Anonymous DKNY said...

It would be nice, but... Remember that recent McCain bill prohibiting torture? The one that was passed by Congress, then watered-down by a presidential signing statement before Rumsfeld announced that he'd be ignoring it? Yeah, that one.

There's already a post about the various loopholes in the ruling here: http://balkin.blogspot.com/2006/07/newsflash-pentagon-agrees-to-abide-by.html

Personally, I'll believe that we've stopped torturing when former detainees are giving interviews and the administration is screaming bloody murder. Before that, my money's on dumb-show for the rubes.

10:28 PM  
Blogger [the palaverist] said...

Yeah, you're probably right. *sigh*

Still, I'm all for any sign that the administration is under pressure on this stuff, and I also do think it's of long-term value that this administration rather than its successor has publicly announced that the Geneva Conventions are relevant after all.
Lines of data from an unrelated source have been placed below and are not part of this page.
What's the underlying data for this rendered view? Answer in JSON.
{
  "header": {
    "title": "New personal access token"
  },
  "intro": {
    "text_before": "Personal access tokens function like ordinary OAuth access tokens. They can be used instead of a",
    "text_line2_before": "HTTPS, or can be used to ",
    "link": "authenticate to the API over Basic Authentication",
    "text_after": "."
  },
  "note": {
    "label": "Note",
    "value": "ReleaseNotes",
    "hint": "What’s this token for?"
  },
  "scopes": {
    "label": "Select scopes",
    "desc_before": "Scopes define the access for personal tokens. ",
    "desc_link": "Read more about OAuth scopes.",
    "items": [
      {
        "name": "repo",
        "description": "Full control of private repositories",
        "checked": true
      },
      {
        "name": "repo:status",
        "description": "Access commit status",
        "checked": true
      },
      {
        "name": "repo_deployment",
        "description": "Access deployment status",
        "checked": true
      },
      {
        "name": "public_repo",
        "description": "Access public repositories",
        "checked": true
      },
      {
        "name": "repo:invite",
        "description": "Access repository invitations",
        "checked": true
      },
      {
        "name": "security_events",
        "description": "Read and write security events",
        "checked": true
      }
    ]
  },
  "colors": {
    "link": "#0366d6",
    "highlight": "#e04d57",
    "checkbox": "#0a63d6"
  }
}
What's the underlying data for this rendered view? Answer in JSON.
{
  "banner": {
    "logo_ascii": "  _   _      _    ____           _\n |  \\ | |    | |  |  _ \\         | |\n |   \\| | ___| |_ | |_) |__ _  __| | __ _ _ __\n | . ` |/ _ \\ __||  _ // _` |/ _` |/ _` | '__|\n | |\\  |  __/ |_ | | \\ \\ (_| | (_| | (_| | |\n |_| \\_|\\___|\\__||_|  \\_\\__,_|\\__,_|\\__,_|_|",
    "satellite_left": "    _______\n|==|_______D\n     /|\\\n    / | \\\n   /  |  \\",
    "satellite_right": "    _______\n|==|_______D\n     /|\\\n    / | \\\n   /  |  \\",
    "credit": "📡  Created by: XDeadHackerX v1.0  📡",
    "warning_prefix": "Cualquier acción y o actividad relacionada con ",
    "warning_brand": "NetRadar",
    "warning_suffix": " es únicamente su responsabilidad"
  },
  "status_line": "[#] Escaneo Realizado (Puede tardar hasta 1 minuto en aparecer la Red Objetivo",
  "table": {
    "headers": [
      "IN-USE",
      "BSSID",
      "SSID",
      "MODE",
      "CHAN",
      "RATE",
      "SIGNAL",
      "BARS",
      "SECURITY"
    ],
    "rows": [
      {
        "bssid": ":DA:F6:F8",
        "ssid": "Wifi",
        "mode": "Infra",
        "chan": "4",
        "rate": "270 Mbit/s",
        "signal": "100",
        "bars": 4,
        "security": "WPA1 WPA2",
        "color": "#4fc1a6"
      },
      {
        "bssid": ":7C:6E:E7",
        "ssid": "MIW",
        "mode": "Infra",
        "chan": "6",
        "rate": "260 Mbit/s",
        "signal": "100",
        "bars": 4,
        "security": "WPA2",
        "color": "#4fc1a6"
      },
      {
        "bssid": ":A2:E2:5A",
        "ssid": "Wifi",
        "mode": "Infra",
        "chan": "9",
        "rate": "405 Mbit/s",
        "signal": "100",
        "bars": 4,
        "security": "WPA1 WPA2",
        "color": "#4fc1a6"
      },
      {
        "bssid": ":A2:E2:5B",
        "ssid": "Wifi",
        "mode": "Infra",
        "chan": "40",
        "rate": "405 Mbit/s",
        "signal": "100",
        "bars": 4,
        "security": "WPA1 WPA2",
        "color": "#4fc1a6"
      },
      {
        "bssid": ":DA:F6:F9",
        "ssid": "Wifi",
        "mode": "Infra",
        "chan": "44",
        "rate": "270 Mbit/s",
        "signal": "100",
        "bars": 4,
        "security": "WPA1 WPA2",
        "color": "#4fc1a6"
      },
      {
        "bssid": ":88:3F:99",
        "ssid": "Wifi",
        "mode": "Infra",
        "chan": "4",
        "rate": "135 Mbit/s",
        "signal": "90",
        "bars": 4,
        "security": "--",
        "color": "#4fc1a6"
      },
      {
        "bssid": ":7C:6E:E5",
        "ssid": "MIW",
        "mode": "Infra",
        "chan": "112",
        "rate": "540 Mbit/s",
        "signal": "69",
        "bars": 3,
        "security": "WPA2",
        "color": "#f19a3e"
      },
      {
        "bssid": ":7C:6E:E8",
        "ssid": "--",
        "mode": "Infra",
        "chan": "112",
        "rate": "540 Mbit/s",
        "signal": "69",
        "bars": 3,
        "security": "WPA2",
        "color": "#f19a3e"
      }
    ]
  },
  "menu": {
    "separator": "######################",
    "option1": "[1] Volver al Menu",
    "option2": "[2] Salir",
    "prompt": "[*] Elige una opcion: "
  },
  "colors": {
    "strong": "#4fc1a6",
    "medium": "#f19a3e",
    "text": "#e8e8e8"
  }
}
Declaring them "quaint" didn't make them so, and declaring that they're being obeyed doesn't make that so either, but there are political ramifications either way. It's also good that this administration is making some effort to avoid a major constitutional crisis by directly and overtly disobeying the Supreme Court — something I had been genuinely worried they might do.

But yeah, I don't know that this is going to do much good for our actual detainees, as you say.